I went to hear 
Mr Raghu Ramakrishnan of 
Yahoo! Research give a talk at 
ComLab, which was a real treat. Lovely people in a lovely building doing interesting things, this is the joy of living in Oxford and I am determined to take more advantage of it.
The talk was rather light on detail, if clearly and energetically given. The problem space was described very well, but the solution was mostly given by pointing to 
DBLife, so it can be done but the how is left for you to discover. 

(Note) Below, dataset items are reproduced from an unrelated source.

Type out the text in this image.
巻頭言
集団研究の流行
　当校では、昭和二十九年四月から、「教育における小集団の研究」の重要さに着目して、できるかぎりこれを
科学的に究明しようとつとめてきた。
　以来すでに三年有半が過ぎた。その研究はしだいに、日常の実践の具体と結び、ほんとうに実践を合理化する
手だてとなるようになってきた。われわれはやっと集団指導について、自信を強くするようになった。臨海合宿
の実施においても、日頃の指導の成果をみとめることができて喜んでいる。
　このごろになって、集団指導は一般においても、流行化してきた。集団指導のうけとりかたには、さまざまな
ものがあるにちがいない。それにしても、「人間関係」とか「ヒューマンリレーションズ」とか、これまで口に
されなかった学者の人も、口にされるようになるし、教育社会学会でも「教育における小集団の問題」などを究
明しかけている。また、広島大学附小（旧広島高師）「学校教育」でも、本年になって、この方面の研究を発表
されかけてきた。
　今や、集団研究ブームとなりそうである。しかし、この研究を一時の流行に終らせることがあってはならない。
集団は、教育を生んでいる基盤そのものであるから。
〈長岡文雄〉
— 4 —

If, like me, you think of "Yahoo!" as a failing company  with an incorrect belief that punctuation can form part of a name then you may not have paid much attention to them. 
(Douglas Crockford's 
json excepted).
However the point was well made that as the number two in the market "Yahoo!" must, necessarily, play a market disrupting game and the way they are doing this is to open their API. The current monetised search model is sown up by big G. The next generation will be 'semantic' search: 
- the search engine inferring the reason for the search and possibly tracking episodes in a search which may be engaged in over a number of sessions over a period of days or months.
- the search engine extracting more structure from the pages crawled. 
How to do this is unknown so "Yahoo!" have opened their API, lowered the barrier to entry for academics and others to play with the results of spidering. No more having to setup the spiders, parsers or vast datastores previously required to start a websearch project.
"Yahoo!" do not want anything in return, all they want is the current incumbent de-throned, so that they can have another shot, possibly in partnership with the next big idea.